In Oberhavel, zei Raoul, was het de favoriete sport van iedereen tussen de achttien en de vijfentwintig jaar om rondjes door de stad te rijden. Je ging in een auto zitten waarvan de benzinewijzer vlak boven de nul stond, je tankte voor vijf euro benzine, en dan begon je aan aldoor hetzelfde rondje. Het klassieke stadsrondjestraject door Oberhavel ging over de Spandauer Straße tot aan de Havel en terug, over de sluis, Liebenwalder Straße, langs het kerkhof, naar het Araltank station, de Castrop-Rauxel-Allee op, via de Clara Zetkin Straße en de Berliner tor terug de stad in.
Je had voor stadsrondjesrijders, zei Raoul, de bierdrinkers ronde (BDR) of de slettencontroleronde (SCR).
‘Niks.’
‘Ga je straks nog iets doen?’
‘Niks.’
‘Zullen we stadsrondjes rijden?’
‘Tuurlijk.’
Dan werd er urenlang rondgereden, drie, vier, vijf uur en nog wel langer, en naar cd’s geluisterd, de ene na de andere.
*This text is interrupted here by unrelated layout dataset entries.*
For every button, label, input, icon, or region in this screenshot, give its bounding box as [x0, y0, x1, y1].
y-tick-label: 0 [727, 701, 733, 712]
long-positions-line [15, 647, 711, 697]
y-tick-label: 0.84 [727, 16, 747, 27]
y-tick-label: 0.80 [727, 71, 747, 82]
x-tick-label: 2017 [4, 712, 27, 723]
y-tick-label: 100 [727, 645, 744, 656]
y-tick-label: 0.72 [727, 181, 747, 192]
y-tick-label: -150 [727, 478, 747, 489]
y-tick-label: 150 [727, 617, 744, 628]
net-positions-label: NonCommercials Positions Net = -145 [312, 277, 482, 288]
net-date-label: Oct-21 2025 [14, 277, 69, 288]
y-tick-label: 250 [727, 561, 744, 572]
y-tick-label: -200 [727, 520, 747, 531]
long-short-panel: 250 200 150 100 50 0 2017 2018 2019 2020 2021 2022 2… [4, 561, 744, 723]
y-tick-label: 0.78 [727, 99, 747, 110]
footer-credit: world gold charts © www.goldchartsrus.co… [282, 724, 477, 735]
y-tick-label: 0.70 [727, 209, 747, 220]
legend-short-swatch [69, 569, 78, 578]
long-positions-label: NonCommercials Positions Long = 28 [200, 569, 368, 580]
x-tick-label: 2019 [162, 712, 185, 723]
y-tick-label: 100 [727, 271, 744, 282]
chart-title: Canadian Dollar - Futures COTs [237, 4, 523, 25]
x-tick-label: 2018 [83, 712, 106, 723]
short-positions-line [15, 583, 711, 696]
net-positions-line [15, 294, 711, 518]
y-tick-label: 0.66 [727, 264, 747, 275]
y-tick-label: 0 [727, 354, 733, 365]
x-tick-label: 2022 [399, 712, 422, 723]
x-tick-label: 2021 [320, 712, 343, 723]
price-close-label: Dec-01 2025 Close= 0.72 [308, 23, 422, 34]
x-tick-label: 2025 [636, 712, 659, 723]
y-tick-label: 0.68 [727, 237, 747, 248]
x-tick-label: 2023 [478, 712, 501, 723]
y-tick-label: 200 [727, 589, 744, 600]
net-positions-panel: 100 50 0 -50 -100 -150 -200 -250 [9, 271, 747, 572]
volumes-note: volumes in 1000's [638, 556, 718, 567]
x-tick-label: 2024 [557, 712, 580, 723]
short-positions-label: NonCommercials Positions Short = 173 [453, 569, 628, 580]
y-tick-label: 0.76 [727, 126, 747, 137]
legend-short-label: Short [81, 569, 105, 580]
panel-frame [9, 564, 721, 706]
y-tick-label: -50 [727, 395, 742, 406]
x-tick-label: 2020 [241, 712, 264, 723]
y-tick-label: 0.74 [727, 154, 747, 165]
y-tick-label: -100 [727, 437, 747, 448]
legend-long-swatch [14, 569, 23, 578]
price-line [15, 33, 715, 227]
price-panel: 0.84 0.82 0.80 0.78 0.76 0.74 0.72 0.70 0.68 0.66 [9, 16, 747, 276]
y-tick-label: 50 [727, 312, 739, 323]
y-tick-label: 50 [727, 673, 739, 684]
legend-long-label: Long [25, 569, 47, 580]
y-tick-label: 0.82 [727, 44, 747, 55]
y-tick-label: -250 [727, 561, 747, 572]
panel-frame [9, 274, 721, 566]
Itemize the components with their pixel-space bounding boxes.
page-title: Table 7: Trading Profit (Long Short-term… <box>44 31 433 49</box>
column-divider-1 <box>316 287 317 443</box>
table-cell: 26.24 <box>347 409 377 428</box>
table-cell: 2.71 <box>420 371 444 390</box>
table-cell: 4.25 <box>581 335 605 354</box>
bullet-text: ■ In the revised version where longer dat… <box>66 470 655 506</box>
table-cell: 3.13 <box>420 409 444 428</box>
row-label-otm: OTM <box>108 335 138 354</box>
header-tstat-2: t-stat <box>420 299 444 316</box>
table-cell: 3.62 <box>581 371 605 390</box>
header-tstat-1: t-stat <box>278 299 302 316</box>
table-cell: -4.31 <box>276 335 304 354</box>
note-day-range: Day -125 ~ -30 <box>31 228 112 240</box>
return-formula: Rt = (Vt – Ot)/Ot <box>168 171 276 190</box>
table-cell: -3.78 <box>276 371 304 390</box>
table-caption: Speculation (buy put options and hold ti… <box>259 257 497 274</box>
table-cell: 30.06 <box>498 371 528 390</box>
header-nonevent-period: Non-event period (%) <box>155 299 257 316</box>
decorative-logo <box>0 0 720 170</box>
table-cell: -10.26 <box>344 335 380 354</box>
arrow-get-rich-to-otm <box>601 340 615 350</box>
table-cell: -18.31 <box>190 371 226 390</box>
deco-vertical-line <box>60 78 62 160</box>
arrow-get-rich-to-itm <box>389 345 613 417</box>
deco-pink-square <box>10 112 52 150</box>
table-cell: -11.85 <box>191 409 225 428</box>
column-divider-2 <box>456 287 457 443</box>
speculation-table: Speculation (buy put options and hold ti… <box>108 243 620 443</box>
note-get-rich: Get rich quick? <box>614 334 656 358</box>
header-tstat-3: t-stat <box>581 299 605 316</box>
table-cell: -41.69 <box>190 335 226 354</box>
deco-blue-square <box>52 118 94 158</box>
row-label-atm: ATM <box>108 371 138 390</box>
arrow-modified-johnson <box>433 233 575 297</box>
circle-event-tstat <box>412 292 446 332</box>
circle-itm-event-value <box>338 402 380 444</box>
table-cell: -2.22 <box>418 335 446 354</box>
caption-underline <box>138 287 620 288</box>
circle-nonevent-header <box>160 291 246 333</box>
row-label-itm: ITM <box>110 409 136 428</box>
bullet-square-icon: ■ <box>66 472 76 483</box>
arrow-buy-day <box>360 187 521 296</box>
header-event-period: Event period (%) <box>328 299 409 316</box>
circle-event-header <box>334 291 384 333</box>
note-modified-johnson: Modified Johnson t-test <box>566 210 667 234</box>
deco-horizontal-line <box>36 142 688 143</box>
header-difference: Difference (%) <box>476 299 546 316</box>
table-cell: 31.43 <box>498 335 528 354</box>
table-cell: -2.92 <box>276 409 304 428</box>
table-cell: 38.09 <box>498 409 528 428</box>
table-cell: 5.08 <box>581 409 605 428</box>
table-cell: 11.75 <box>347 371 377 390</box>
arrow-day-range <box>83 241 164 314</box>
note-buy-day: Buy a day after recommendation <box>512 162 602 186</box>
Eric was een klassieke stadsrondjesrijder, zei Raoul. Hij reed ’s middags, aan het einde van de middag en ’s avonds zijn rondjes in een oude Astra, 70 pk, kapotte uitlaat, kapotte motor, muziek keihard aan: zo wist iedereen altijd dat Eric eraan kwam.
Was Raoul zelf vroeger ook een stadsrondjesrijder geweest?
‘Natuurlijk. Ik rij nog steeds graag. En als een gek. Mijn auto, een Astra gsi, 170 pk, is door een vrouw ’s nachts tegen een boom gezet. Total loss. Het was een arm kapstertje, dus ik kon niet om geld vragen.’
Ik zei tegen Raoul dat ik dat soort verhalen geweldig vond. En dat ik ook enorm van auto’s hield, maar pas heel kort, eigenlijk pas de laatste vier weken, waardoor ik helaas nul komma nul verstand van auto’s had.
Dat was geen verrassing voor Raoul, zo leek het. Hij knikte. Het tegendeel, zag ik– dus de reporter die een autodeskundige was–, dat zou een verrassing voor hem geweest zijn.